Fear not, little flock. In other words, have faith. Faith is talked about a lot in the Bible but is defined only once in its pages, and we just heard that definition from Paul in his letter to the Hebrews. “Now faith is the assurance of things hoped for, the conviction of things not seen.” I will now confess to you that the only reason I know this Bible verse by heart is because it was quoted by C.J. Craig on the West Wing; oh, if only the whole Bible was quoted by either Lincoln or on the West Wing, I would have the whole thing memorized. Faith, to the blessed Apostle Paul, was the golden ring, the flowery crown. Paul moved from his definition of faith to those great men of old who had faith. Abel had faith, Enoch had faith, Noah had faith, and then the big one: Abraham had faith. Abraham believed God, he had faith, and that was counted to him as righteousness. Think about that for a minute: we always think of righteousness as exhibited by the otherworldly among us, those saints who seem to float like Jesus in a mini-series, those saints we always seem to see in soft-focus. But righteousness can also look like Abraham, a hard man if there ever was one, who, when God said “Do this,” he said “Alright,” and then went and did it. That’s both easier and harder than that sounds.
Talking about faith can sound a little, well, churchy; even the word faith, when not in a George Michael song, evokes faint sounds of organ music or the strange vision of so-called faith healers. Faith is not the most popular of virtues nowadays; when someone says they have faith there tends to be little response. When someone says they are spiritual, on the other hand, heads start nodding. Some people will tell me they have faith, but can’t tell me in what or in whom they have faith. I guess that is truly conviction in things not seen, or even known.
But that’s the wonder of our faith, the faith that we inherit from Abel and Enoch and Noah and Abraham, the faith passed to us by Peter and Luke and Paul and all the saints. Our faith is the conviction of things not seen, yes, but not things unknown. Our faith is in the God Noah heard and whose glory Moses saw, the God whom Isaiah and John and Paul laid eyes on and yet lived, our faith is rooted in Christ Jesus, whose glory we have seen, full of grace and truth. Our faith is the reward for hearing the good news of salvation in Jesus, and saying “Alright,” and then living like we meant saying that. That’s both easier and harder than that sounds, of course.
So we know what faith is and in whom we put our faith, but what does faith look like nowadays? That’s a hard question and not fully answerable in a summertime sermon, so we will look at the practice of faith this Fall in some adult education sessions. But the short answer is this: People who have faith in Jesus live like Jesus is with them all the time, because He is. Some Christians worry all the time about avoiding sin, about not breaking the law, they are fixated on not doing anything bad. And that’s OK, better that than the opposite. But through our faith and in the power of the Holy Spirit, both Jesus and His Father are always pointing us toward the good, toward doing good; not good as the absence of bad, but active good. Through faith, and in knowing that Jesus is with us all the time, we are free to do the good, to love God and our neighbor, to not worry so much about avoiding the bad, because we are preoccupied with the good. That’s what living in faith looks like from 30,000 feet; we will get into specifics in the Fall.
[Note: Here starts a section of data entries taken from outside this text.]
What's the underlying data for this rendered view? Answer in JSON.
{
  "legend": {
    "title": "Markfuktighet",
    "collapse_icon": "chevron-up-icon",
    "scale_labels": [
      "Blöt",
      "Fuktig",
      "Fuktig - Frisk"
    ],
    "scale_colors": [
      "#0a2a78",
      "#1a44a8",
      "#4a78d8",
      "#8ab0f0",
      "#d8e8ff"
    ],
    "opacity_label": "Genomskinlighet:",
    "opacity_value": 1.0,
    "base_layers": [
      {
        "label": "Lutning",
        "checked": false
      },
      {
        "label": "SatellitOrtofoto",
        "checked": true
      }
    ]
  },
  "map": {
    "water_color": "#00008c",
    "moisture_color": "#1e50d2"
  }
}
The first line of today’s Gospel, we’ve heard it several times now, is “Fear not, little flock, for it is your Father’s good pleasure to give you the Kingdom.” The last line we heard from Paul’s letter to the Hebrews is this, talking about those whose faith is in Him: “Therefore God is not ashamed to be called their God, for he has prepared a city for them.” The God who created the universe is, and this is amazing, not ashamed to be called our God, to be associated with us, with those who put their trust, their faith, their hope in Him. So come earthquake, fire, and flood, fear not, little flock: of you He is not ashamed; you are God’s good pleasure.